This project implements an ETL data pipeline for the music streaming app Sparkify.
The data is extracted from a data lake of files in JSON format and stored in a star schema in parquet format. Both input and output data are stored in AWS S3 and pyspark, Python library interacting with the Spark framework, pyspark, is used for distributed data processing.
The output data is optimized for OLAP because of the use of a star schema.
The schema is created via the schema-on-read
approach during the ETL process
performed by a Python script.
├── README.md - This file.
├── data - folder containing sample data
├── etl.py # Python script performing all DDL and ETL tasks.
└── dl.cfg # Config file to be populated with credentials for accessing all cloud resources.
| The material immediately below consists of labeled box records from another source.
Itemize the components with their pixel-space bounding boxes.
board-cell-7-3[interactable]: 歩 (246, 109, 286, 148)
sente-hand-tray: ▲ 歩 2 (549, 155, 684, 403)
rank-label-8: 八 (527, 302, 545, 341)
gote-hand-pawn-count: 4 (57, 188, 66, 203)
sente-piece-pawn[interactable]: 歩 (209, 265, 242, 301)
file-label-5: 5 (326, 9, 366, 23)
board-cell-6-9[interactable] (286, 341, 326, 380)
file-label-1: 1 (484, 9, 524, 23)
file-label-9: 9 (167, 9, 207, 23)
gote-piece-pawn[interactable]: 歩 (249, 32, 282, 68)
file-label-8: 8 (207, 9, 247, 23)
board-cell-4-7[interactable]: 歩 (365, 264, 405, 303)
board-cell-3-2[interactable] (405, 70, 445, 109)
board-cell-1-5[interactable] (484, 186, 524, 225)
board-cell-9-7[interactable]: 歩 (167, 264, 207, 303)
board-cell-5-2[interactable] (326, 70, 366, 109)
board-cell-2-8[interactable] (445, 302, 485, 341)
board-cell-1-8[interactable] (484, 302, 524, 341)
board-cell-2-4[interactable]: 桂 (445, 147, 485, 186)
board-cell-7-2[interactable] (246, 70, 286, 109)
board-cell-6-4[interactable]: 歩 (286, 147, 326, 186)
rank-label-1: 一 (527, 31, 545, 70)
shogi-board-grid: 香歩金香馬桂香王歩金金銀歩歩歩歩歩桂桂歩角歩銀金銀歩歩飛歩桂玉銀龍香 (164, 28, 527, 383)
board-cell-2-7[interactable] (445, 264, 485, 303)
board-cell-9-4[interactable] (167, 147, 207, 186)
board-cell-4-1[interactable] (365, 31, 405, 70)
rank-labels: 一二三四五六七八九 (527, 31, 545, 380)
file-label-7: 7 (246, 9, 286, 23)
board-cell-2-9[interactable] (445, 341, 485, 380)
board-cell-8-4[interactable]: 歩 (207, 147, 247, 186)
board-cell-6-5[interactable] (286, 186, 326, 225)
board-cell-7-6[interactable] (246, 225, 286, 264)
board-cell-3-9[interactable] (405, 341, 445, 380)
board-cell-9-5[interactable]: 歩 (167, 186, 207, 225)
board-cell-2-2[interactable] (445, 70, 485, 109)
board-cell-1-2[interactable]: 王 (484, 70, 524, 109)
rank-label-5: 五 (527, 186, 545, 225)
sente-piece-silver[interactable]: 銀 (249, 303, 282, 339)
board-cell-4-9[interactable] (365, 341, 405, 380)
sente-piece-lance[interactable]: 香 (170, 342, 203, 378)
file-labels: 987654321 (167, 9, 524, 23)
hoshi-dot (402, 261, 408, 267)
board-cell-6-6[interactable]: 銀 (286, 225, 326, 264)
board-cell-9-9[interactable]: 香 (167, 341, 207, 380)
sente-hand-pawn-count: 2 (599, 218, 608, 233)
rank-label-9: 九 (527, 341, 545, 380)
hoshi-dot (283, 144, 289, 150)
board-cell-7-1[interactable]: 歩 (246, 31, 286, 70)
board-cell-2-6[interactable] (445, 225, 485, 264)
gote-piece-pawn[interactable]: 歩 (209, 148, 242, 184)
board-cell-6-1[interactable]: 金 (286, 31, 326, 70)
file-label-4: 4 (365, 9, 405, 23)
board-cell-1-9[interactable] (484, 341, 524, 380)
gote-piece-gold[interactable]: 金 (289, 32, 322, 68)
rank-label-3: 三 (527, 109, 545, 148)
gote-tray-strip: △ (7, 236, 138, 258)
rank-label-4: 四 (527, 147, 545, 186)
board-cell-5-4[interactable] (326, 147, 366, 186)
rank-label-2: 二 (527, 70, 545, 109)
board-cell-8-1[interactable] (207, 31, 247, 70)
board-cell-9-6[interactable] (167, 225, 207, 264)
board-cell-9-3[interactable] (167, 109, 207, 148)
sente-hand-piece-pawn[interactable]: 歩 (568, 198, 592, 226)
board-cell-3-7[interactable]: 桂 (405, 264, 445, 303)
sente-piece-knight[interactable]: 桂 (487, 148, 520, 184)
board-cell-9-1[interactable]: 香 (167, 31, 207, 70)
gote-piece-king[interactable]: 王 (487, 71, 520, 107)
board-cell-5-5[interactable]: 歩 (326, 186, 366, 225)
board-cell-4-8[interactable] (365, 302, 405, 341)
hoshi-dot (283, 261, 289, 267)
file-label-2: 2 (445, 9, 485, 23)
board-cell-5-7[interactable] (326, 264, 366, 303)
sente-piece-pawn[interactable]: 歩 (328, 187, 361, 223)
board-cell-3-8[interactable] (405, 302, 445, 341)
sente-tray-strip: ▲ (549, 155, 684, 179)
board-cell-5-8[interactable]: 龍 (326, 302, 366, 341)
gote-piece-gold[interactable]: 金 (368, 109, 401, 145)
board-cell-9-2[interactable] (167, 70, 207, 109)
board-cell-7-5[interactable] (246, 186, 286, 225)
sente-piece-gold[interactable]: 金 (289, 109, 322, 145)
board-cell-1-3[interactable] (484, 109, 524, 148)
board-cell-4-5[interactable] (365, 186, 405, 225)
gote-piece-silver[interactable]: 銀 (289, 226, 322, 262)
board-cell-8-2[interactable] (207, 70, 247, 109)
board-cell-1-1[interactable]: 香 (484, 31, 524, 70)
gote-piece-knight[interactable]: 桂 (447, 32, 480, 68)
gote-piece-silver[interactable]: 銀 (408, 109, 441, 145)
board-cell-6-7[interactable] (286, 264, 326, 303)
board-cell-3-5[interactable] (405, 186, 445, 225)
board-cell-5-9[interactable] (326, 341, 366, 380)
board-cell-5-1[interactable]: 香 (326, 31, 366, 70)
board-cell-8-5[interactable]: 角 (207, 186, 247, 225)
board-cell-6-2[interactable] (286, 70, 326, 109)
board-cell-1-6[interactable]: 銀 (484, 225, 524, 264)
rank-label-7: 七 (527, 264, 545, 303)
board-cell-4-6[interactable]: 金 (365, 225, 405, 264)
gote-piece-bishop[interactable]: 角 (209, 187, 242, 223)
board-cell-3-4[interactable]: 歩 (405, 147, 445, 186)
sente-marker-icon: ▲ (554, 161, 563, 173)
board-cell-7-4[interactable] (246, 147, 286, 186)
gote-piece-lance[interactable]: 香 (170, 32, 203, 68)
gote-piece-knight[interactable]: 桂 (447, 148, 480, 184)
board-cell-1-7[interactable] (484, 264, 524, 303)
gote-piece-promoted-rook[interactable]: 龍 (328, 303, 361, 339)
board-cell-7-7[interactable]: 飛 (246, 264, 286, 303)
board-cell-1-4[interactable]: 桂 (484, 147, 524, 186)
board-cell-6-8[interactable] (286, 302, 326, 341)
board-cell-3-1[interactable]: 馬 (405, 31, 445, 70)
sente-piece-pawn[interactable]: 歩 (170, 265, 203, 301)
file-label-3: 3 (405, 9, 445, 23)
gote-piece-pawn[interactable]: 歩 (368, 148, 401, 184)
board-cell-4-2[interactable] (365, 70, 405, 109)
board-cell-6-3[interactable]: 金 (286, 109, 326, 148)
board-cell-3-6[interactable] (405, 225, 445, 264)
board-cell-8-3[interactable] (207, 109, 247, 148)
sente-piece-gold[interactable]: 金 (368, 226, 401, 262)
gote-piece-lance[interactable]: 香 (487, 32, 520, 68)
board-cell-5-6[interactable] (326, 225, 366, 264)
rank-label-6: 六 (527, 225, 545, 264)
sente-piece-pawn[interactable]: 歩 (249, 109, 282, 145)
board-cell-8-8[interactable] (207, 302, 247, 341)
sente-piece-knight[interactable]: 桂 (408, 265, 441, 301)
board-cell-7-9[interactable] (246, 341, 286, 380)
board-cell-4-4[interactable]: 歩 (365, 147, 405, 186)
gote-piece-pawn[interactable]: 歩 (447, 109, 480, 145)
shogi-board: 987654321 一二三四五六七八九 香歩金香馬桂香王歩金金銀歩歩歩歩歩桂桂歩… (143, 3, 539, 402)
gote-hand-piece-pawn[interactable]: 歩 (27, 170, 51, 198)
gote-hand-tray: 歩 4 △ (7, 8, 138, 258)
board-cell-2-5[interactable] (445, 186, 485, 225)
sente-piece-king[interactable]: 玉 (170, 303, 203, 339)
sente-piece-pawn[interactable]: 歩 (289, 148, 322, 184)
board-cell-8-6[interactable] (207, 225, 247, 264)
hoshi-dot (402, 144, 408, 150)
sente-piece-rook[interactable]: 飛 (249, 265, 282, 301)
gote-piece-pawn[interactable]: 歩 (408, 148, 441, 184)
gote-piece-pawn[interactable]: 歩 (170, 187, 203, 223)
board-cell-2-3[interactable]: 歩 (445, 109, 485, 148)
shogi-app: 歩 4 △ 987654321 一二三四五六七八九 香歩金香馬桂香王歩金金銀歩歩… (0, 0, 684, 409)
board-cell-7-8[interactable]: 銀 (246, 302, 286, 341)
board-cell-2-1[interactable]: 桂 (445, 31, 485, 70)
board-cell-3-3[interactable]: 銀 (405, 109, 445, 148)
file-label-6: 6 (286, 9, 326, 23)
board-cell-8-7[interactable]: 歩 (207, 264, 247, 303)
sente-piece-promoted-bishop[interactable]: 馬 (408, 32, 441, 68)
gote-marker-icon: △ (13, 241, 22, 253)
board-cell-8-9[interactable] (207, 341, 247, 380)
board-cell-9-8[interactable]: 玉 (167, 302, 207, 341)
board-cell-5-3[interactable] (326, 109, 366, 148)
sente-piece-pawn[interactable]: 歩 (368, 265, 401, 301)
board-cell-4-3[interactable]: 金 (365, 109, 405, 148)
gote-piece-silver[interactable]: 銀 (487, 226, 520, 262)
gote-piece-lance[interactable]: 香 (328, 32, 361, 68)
The analytics tables centers on the following fact table:
songplays
- which contains a log of user song plays
songplays
has foreign keys to the following (self-explanatory) dimension tables:
users
songs
artists
time
- Create a S3 bucket to store the input and output
- Extract the songs data from data folder and copy it to
<AWS_S3_BUCKET>/data/song_data
- Extract the logs data from data folder and copy it to
<AWS_S3_BUCKET>/data/log_data
- Create the folder
<AWS_S3_BUCKET>/output/
- Create IAM credentials authorized to read from and write to the bucket you created
- Update
dl.cfg
with the following:
[AWS]
AWS_ACCESS_KEY_ID=<your_aws_access_key_id>
AWS_SECRET_ACCESS_KEY=<your_aws_secret_access_key>
AWS_S3_BUCKET=<your_s3_bucket_name>
- To execute the ETL pipeline from the command line, run
python etl.py
and the results will be stored at<AWS_S3_BUCKET>/output